Pakistan Psychiatric Society
- Abbreviation: PPS
- Formation: 1972
- Founded at: Karachi
- Legal status: Professional association
- Headquarters: Karachi, Pakistan
- President: Imtiaz Ahmad Dogar
- President-elect: Ghulam Rasool
- Immediate past-president: M. Iqbal Afrid
- Secretary: Ali Ahsan Mufti
- Employees: 22 (2022)
- Website: ppspk.com

= Pakistan Psychiatric Society =

Organization based in Pakistan

The Pakistan Psychiatric Society was founded in 1972 and registered in Karachi, Pakistan under the Societies Registration Act, 1860. The society is dedicated to providing care to psychiatric patients, and also the promulgation of mental health education. It publishes various journals and pamphlets, such as the Journal of Pakistan Psychiatric Society.

==Membership==
The society is led by president Imtiaz Ahmad Dogar and a board of trustees with an executive committee. PPS reports that its membership is primarily for medical specialists who are qualified, or in the process of becoming qualified, as psychiatrists. Applicants for membership must also hold a valid medical license (with the exception of medical students and residents) and provide one reference who is an PPS member. PPS holds an annual conference attended by a Pakistani and international audience. PPS has organized different hospital tours for the betterment of mental health in Pakistan.

==Publications==
PPS publishes several journals focused on different areas of psychiatry, for example, academic, clinical practice, or news.

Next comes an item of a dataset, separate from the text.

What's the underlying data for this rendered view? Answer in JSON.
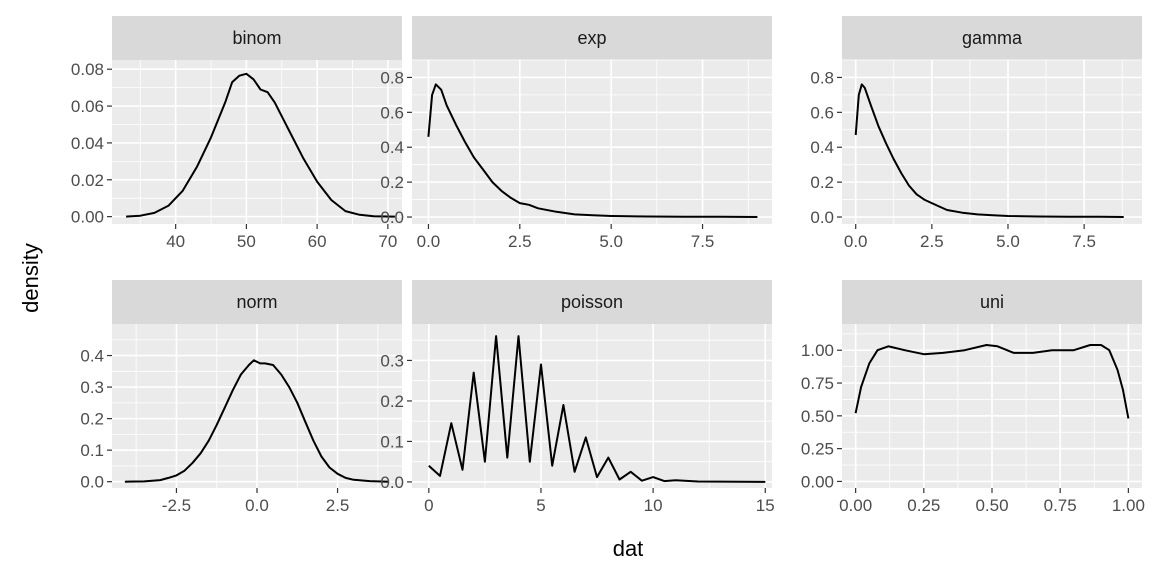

===Journal of Pakistan Psychiatric Society===

The Journal of Pakistan Psychiatric Society is a biannual peer-reviewed open access medical journal covering research in all fields of psychiatry. Each year, a supplement is published that contains the abstracts of presentations at the annual meeting of the society. The journal was established in 2005 as the Pakistan Journal of Clinical Psychiatry before obtaining its present name. The editor-in-chief is Muhammad Iqbal Afridi.